A la izquierda de la imagen, el ahora delantero de Deportes Recoleta como sparring de la Selección Argentina.
Germán Estigarribia. A la izquierda de la imagen, el ahora delantero de Deportes Recoleta como sparring de la Selección Argentina.

- Mirando en retrospectiva tu vida, ¿cómo consideras que ha sido?

Mi infancia, gracias a Dios, fue muy buena, muy linda. No tengo nada que reprochar. Al contrario, siempre voy a agradecerles a mis padres, porque siento que si no hubiese sido por ellos, hoy no estaría sentado acá ni habría llegado a ser futbolista profesional. Gran parte de lo que soy se lo debo a ellos. También me tocó sufrir bastante cuando me fui de mi casa, porque me fui a los 12 o 13 años a una escuela de fútbol y después estuve seis años en las inferiores de Lanús. Fue durísimo irme tan chico y estar solo.

- Me imagino que, por más distancia que había, tu familia se esforzaba por ir a verte, ¿no?

Mi mamá siempre estuvo ahí, yendo y viniendo para acompañarme, mientras que mi papá tenía que quedarse trabajando en el negocio familiar, una carnicería. Despegarme tan joven de mi familia fue difícil, pero siento que eso también me ayudó a ser quien soy hoy. El apoyo de ellos y haberme independizado desde chico me marcó mucho.

- En cierto modo, esta soledad que viviste te ayudó a forjar lo que eres ahora...

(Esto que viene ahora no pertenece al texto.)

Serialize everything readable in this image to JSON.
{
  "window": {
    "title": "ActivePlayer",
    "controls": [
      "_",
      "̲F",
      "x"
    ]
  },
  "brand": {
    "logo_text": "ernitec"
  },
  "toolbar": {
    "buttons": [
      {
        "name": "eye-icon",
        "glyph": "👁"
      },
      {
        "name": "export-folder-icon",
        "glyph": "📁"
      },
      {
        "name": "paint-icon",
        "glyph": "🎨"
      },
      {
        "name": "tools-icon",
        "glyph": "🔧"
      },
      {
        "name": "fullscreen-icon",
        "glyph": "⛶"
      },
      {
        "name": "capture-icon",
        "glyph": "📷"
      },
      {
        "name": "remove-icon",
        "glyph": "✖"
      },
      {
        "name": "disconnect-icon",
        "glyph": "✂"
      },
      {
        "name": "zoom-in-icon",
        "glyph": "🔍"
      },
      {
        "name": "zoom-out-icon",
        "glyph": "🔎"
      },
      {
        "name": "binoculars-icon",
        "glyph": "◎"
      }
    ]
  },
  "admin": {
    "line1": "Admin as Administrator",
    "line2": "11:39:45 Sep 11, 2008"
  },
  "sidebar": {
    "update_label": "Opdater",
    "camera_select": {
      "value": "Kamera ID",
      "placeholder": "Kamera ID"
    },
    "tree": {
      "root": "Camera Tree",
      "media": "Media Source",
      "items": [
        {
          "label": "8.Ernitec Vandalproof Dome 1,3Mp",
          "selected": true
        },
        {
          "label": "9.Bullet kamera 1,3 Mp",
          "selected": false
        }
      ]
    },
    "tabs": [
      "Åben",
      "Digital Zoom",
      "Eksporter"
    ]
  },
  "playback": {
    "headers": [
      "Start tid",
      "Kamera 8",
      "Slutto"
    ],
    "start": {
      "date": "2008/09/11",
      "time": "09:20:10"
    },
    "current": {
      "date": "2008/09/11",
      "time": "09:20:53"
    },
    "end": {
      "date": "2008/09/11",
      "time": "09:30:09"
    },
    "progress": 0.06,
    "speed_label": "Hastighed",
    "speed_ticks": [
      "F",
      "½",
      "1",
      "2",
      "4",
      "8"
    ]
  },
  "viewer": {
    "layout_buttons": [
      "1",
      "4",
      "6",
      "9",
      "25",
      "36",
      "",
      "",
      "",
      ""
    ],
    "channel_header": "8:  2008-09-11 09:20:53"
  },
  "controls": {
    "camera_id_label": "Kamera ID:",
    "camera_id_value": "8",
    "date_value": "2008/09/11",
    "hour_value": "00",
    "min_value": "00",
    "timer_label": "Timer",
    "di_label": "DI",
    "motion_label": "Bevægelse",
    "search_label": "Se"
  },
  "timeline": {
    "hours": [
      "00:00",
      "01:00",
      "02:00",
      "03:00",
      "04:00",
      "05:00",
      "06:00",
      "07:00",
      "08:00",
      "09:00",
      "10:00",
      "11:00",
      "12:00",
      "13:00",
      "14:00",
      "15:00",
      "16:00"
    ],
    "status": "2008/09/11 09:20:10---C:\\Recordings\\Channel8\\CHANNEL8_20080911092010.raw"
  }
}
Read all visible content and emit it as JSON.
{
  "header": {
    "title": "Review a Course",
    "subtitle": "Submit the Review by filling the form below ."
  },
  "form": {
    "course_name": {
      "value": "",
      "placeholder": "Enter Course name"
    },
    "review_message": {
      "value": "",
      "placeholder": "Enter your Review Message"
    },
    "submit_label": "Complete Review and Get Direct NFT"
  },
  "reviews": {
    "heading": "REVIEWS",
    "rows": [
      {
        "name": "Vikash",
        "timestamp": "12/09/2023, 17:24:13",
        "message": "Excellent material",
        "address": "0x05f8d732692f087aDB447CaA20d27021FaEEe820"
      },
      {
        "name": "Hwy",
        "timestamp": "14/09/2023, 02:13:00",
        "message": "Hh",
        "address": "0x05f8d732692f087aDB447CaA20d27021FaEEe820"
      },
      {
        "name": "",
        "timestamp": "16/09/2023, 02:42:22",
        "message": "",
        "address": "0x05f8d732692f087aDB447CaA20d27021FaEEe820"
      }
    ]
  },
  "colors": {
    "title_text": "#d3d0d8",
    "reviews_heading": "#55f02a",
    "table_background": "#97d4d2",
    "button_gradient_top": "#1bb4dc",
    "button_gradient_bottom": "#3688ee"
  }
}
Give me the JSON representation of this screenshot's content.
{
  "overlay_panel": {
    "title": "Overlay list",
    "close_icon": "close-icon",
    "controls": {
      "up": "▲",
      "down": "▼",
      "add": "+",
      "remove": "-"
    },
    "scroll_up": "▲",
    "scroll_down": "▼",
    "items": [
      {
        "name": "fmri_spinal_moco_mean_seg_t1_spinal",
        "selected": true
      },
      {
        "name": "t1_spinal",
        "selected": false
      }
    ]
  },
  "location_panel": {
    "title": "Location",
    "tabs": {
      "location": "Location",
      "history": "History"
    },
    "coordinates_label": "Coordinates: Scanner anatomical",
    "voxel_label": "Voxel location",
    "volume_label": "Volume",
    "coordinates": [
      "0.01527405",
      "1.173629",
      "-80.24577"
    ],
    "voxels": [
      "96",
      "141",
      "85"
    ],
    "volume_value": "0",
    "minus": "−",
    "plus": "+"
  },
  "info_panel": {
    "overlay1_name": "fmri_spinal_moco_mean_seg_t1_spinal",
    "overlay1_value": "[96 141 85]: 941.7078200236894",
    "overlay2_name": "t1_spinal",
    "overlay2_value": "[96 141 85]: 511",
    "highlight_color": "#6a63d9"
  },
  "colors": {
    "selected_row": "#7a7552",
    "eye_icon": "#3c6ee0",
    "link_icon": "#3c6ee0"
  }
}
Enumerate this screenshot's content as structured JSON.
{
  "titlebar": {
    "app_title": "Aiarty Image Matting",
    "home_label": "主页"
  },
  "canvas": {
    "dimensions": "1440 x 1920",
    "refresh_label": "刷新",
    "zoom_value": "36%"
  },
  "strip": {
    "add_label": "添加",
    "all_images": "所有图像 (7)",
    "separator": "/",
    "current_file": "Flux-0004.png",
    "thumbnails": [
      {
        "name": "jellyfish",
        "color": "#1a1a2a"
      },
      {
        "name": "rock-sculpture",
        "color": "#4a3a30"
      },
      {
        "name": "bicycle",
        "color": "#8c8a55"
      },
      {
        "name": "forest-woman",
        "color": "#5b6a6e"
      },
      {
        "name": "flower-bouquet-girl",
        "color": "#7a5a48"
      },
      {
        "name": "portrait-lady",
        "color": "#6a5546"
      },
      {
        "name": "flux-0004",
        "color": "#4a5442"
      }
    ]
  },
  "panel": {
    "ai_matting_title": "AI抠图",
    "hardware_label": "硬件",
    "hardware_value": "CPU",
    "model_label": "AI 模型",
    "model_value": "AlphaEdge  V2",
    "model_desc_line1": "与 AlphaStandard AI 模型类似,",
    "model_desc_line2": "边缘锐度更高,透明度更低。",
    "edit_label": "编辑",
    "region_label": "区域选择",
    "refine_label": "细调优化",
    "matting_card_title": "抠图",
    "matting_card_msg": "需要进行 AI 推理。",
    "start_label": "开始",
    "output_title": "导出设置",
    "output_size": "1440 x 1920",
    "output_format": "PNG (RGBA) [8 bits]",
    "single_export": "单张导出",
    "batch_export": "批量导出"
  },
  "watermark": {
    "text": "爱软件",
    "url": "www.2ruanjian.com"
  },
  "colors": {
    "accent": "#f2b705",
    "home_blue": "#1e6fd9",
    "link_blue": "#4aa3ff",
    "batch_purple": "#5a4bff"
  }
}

Irme de mi casa tan chico me ayudó mucho. A veces uno está acostumbrado a estar siempre con los padres o a vivir una realidad determinada, y cuando le toca salir de la casa, cuesta bastante. Por suerte, a mí me tocó irme muy joven y eso hizo que después no me costara tanto cuando fui creciendo, porque ya había pasado por todo ese proceso durante mi etapa formativa.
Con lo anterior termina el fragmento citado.